O Supremo Tribunal Federal (STF) tomou uma decisão importante no dia 28 de fevereiro, ao derrubar por maioria a regra atual que define os critérios de distribuição das chamadas sobras eleitorais. Essa regra afeta a forma como as vagas de deputados e vereadores são preenchidas nas eleições. A Corte considerou inconstitucional a restrição que impedia alguns partidos de participarem da última fase da distribuição das sobras, permitindo agora que todas as siglas possam participar desse processo.

No entanto, o STF também decidiu, por maioria, que os efeitos dessa decisão se aplicam somente a eleições futuras e não devem afetar os mandatos atuais da Câmara dos Deputados. Isso significa que não haverá mudanças nos mandatos atuais em decorrência dessa decisão.

O presente texto tem como objetivo esclarecer o funcionamento da distribuição das vagas/cadeiras nas eleições proporcionais, especialmente nas eleições de 2024, através da explicação das três fases estabelecidas pelas regras vigentes até então.
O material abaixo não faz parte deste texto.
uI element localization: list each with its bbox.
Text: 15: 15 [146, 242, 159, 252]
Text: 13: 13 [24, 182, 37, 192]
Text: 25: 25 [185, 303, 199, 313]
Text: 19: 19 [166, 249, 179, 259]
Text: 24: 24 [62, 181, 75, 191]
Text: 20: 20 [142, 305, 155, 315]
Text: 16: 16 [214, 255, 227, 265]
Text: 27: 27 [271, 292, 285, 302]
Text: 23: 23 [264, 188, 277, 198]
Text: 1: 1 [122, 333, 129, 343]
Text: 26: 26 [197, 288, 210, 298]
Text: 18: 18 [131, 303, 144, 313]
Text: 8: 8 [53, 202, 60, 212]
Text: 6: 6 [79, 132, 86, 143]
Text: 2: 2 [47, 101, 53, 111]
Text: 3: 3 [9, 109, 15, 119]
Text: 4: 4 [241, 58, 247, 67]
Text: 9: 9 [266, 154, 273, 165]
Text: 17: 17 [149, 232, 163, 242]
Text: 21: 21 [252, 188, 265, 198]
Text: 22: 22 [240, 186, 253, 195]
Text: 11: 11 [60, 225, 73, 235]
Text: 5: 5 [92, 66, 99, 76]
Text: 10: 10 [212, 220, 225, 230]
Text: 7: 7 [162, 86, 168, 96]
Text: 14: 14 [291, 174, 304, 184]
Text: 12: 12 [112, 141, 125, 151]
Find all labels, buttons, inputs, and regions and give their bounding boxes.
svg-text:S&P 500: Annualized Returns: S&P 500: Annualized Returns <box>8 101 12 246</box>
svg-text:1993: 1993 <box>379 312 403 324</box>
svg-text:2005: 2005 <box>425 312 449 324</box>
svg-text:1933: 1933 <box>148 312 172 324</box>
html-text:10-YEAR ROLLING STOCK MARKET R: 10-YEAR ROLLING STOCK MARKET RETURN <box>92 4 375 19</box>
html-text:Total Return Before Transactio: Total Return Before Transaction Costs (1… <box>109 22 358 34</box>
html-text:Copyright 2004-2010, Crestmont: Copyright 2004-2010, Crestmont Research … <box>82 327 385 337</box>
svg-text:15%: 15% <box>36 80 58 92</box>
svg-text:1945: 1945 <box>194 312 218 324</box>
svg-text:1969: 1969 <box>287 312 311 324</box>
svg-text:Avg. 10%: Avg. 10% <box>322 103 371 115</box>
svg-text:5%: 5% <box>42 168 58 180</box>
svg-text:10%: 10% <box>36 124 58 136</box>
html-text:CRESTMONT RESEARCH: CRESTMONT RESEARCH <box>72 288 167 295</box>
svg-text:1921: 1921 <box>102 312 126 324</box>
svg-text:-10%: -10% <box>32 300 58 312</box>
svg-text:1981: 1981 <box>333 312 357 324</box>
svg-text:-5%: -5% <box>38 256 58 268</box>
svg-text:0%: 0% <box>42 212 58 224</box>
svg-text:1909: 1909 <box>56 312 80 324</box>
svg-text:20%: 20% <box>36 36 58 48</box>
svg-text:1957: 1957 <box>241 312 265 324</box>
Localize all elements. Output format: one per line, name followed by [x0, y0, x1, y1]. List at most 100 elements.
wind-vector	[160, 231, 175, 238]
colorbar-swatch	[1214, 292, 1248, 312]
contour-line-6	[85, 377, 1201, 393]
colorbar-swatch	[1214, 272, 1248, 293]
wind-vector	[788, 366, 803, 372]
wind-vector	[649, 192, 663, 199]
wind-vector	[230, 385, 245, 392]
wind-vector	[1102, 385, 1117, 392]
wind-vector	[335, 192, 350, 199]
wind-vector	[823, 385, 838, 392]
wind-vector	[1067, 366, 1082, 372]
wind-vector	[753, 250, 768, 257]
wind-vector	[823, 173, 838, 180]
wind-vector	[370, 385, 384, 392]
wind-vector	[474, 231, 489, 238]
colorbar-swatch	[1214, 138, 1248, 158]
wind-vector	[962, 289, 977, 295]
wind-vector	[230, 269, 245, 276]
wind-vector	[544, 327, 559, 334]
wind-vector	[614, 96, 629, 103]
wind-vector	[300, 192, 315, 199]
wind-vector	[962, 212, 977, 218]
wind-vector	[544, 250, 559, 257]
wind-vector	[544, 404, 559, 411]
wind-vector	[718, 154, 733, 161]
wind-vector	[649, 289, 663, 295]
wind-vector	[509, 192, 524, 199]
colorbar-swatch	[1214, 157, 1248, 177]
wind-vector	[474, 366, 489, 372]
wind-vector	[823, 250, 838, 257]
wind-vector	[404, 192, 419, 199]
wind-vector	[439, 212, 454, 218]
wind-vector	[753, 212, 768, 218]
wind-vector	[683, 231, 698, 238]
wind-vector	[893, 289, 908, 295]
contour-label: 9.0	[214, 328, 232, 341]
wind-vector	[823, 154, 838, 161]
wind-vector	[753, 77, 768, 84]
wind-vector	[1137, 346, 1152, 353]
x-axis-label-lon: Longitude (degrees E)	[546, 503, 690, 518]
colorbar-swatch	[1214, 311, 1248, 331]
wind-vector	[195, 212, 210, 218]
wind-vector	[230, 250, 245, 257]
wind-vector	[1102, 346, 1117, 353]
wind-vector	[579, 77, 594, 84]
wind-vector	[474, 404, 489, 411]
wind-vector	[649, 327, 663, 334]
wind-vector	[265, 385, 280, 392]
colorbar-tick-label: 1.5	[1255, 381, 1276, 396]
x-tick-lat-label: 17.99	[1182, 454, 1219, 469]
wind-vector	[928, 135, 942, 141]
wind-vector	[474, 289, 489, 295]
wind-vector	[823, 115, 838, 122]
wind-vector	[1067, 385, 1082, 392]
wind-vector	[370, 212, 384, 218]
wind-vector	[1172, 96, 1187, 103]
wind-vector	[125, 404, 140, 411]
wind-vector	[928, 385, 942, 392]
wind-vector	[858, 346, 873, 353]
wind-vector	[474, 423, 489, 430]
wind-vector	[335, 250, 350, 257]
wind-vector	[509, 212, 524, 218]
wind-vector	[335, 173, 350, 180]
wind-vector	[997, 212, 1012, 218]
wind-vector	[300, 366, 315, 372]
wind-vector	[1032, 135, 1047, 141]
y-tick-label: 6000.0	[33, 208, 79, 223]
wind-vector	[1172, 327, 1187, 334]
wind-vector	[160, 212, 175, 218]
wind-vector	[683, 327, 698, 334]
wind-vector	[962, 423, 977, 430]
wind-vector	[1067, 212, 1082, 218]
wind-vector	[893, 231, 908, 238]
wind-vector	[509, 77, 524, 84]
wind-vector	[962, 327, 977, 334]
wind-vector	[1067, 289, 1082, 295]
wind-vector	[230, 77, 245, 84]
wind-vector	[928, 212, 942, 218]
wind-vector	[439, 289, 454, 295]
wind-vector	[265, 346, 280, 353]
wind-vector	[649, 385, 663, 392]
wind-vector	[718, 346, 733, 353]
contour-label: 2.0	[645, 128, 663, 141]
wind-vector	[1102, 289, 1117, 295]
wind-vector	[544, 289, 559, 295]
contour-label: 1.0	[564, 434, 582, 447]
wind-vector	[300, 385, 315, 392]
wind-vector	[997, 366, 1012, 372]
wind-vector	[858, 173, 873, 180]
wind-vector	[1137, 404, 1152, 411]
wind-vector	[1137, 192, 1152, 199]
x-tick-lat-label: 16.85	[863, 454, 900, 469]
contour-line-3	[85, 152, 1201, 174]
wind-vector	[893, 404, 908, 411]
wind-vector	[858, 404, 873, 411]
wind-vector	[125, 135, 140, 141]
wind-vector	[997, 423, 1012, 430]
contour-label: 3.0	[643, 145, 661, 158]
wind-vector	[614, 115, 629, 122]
Além disso, será abordada a recente decisão do Supremo Tribunal Federal (STF) que impacta diretamente esse processo eleitoral, analisando suas nuances e implicações no sistema político brasileiro. A compreensão desses aspectos é fundamental para uma visão ampla e esclarecedora do funcionamento do sistema eleitoral do país. Neste ano de 2024, em 06 de outubro, acontecem as Eleições Municipais em todo país, estarão em disputa os cargos de Prefeitos e Vereadores.

Foram propostas 03 Ações Diretas de Inconstitucionalidade – ADIs questionando os efeitos do §2º do artigo 109, inciso III, do código eleitoral, o qual define como critério de seleção das sobras das sobras. Estas ADIs foram julgadas em 28 de fevereiro deste ano, decidindo pela inconstitucionalidade do dispositivo.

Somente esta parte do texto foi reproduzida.